A resolution in accordance with item 9(a) and 9(b) and item 17(b) above requires that the annual general meeting’s resolution is supported by at least two thirds of the votes cast as well as the shares represented at the meeting.

A resolution in accordance with item 17(c) above requires that the annual general meeting’s resolution is supported by at least nine tenth of the votes cast and the shares represented at the meeting.

NUMBER OF SHARES AND VOTES

At the date of this notice, the total number shares and votes in the company amounts to 60,060,890. The company holds 663,612 of its own shares, corresponding to 663,612 votes.

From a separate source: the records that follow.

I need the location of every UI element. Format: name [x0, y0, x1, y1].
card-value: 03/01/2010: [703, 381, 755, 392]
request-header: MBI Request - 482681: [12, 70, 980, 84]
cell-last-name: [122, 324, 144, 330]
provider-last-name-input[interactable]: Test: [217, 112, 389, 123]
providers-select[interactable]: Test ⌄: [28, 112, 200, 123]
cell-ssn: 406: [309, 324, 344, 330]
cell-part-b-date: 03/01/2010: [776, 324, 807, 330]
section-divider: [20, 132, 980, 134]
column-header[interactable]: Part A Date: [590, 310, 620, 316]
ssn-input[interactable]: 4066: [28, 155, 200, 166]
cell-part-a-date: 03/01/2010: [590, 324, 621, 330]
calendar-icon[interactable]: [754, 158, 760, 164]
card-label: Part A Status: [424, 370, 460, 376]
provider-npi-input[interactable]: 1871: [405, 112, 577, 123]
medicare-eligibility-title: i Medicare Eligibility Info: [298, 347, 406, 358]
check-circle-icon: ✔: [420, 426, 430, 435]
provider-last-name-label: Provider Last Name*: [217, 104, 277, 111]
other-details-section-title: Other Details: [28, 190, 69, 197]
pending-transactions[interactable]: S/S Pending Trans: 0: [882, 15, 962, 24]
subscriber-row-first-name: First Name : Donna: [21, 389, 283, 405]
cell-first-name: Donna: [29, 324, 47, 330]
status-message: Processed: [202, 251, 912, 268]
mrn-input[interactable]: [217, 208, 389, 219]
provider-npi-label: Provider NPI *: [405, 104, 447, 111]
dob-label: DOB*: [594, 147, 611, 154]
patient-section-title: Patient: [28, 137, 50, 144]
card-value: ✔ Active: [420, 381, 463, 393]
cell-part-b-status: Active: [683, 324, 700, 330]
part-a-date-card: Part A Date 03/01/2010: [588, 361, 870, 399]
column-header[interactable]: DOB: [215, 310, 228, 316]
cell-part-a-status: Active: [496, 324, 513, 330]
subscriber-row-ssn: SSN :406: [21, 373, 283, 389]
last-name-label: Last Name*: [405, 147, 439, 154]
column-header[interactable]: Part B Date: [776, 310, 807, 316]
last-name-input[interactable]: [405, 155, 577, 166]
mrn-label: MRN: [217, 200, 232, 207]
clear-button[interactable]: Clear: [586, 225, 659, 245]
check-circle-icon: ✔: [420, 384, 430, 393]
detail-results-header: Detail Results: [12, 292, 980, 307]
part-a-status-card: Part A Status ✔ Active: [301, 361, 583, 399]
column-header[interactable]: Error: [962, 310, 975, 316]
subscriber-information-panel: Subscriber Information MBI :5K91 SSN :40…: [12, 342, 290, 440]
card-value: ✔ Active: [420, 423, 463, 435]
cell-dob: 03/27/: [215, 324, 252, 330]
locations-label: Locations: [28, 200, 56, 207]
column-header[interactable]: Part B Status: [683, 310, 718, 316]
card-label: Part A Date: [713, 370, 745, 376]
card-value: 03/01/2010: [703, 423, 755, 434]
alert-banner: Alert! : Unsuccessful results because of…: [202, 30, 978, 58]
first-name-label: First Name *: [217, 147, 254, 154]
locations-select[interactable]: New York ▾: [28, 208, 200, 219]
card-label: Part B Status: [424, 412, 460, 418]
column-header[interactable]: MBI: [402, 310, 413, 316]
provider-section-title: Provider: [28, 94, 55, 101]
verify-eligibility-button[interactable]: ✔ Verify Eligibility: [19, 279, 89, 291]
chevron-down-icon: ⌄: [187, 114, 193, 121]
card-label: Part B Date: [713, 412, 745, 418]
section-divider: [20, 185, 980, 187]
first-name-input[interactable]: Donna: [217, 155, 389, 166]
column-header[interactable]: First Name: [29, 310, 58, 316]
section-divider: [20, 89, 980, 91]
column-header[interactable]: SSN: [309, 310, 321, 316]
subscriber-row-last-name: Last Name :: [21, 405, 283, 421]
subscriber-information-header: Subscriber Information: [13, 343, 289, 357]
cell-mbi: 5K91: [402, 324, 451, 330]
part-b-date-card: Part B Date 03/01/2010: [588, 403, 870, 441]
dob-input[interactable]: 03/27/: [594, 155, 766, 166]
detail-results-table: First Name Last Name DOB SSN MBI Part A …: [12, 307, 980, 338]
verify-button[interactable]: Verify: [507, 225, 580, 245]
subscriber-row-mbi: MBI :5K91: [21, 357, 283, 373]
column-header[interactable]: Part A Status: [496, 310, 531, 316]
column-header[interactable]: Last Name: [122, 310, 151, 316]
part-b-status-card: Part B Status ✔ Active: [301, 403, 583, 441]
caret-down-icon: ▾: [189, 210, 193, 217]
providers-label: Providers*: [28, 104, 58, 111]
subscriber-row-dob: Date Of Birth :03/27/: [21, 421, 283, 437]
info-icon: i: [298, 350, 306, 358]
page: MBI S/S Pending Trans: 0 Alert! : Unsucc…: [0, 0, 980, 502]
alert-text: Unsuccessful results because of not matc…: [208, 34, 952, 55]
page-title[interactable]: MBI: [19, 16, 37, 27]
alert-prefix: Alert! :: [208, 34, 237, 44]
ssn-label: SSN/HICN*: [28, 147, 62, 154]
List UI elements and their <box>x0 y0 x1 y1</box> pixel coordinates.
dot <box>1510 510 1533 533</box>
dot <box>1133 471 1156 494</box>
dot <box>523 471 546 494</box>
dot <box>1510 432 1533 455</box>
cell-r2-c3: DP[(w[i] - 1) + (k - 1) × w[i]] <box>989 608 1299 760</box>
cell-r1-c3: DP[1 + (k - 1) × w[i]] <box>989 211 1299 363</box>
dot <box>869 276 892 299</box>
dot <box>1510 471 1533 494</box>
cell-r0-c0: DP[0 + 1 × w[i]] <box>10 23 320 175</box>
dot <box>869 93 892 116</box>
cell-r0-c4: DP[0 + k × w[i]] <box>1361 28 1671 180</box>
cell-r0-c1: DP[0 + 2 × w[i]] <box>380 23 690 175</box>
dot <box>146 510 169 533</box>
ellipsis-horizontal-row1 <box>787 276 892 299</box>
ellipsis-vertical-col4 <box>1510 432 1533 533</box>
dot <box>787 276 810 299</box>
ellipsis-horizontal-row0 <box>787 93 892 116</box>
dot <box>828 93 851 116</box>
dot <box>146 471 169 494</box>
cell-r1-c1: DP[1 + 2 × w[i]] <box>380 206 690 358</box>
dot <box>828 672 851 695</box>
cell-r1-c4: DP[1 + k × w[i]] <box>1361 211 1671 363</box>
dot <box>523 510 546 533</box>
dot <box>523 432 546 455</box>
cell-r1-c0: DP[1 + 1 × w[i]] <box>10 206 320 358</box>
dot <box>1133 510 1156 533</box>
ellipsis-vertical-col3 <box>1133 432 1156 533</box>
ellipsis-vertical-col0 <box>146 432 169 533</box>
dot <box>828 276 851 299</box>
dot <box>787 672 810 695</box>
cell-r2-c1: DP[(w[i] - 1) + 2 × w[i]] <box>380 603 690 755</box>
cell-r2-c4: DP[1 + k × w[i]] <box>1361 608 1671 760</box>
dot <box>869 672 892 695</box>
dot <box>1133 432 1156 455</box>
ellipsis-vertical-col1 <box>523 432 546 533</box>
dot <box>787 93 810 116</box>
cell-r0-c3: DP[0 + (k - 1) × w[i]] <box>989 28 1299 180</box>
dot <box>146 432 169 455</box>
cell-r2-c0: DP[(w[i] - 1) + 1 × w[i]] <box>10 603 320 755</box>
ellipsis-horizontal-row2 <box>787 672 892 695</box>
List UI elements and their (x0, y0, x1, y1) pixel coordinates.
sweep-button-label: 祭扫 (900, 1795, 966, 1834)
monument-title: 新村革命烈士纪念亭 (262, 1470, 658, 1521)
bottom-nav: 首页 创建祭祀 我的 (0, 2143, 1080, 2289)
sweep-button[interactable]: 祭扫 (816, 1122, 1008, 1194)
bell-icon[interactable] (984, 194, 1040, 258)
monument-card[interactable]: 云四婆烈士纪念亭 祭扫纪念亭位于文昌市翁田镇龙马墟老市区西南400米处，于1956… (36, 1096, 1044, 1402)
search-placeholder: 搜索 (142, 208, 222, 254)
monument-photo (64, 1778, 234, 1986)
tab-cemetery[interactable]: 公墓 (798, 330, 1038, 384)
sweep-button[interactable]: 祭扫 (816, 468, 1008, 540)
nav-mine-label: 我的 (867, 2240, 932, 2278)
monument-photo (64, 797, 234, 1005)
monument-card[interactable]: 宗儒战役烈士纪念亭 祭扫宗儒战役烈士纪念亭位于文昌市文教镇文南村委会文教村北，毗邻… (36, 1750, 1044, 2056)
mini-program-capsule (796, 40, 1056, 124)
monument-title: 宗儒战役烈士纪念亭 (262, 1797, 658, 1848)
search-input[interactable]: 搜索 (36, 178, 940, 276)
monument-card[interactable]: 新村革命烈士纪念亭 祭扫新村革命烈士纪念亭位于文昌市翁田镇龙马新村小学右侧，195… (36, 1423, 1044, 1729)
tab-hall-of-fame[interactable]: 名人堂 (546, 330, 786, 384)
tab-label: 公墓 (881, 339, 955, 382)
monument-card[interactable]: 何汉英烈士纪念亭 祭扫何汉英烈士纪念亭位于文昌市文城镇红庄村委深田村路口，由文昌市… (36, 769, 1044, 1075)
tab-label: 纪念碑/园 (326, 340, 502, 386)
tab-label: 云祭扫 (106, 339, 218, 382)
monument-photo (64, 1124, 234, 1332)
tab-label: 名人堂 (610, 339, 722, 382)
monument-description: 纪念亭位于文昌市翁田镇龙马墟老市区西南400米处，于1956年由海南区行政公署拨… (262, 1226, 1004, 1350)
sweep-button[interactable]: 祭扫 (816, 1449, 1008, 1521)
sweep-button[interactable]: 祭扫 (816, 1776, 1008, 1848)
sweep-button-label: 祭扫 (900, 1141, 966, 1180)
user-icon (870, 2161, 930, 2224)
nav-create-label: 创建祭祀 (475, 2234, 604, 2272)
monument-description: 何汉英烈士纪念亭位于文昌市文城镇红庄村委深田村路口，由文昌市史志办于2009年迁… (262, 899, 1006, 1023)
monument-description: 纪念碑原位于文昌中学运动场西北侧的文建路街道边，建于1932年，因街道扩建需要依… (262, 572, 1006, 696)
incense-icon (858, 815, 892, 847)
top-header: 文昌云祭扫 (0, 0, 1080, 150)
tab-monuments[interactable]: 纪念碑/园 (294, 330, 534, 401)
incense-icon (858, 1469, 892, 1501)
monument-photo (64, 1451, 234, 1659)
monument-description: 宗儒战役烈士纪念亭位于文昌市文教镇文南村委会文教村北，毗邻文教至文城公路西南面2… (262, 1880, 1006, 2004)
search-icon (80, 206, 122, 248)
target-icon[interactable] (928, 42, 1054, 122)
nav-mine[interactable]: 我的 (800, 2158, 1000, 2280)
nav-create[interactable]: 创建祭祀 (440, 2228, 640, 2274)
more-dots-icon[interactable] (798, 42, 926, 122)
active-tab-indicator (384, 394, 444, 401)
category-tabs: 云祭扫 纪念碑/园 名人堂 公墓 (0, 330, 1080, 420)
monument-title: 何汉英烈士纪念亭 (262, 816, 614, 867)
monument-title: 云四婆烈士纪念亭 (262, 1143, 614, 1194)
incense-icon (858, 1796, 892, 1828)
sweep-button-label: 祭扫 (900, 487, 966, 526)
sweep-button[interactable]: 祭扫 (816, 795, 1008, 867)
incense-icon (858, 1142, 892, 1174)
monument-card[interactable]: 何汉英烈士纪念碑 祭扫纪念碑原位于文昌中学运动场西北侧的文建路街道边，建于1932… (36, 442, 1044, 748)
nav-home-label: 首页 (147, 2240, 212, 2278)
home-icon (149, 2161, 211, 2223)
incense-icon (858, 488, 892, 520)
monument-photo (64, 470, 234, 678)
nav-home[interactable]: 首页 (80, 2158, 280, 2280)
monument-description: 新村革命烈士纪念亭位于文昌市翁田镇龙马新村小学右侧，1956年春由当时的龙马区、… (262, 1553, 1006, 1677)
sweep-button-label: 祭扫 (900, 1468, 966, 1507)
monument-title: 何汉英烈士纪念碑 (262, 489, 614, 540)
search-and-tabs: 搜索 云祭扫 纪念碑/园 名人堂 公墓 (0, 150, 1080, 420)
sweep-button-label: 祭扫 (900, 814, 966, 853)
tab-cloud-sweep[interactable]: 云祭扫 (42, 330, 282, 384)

SHAREHOLDER’S RIGHT TO REQUEST INFORMATION

The board of directors and the managing director shall, if any shareholder so requests and the board of directors believes that it can be done without material harm to the company, provide information regarding circumstances that may affect the assessment of an item on the agenda and circumstances that can affect the assessment of the company’s or its subsidiaries’ financial situation and the company’s relation to other companies within the group.

DOCUMENTATION

The complete proposals and other documents that shall be made available prior to the annual general meeting pursuant to the Swedish Companies Act will be made available at the company and at the company’s website, www.scandistandard.com, no later than three weeks prior to the annual general meeting. The documents will also be sent free of charge to shareholders who so request and provide their address to the company.

* * * 

Stockholm in March 2017

The board of directors
 


[1] The shareholding statistics used shall be sorted by voting power (grouped by owners) and cover the 25 largest in Sweden direct registered shareholders, i.e. shareholders having registered an account with Euroclear Sweden AB in their own name or shareholders holding a custody account with a nominee that have reported the identity of the shareholder to Euroclear Sweden AB.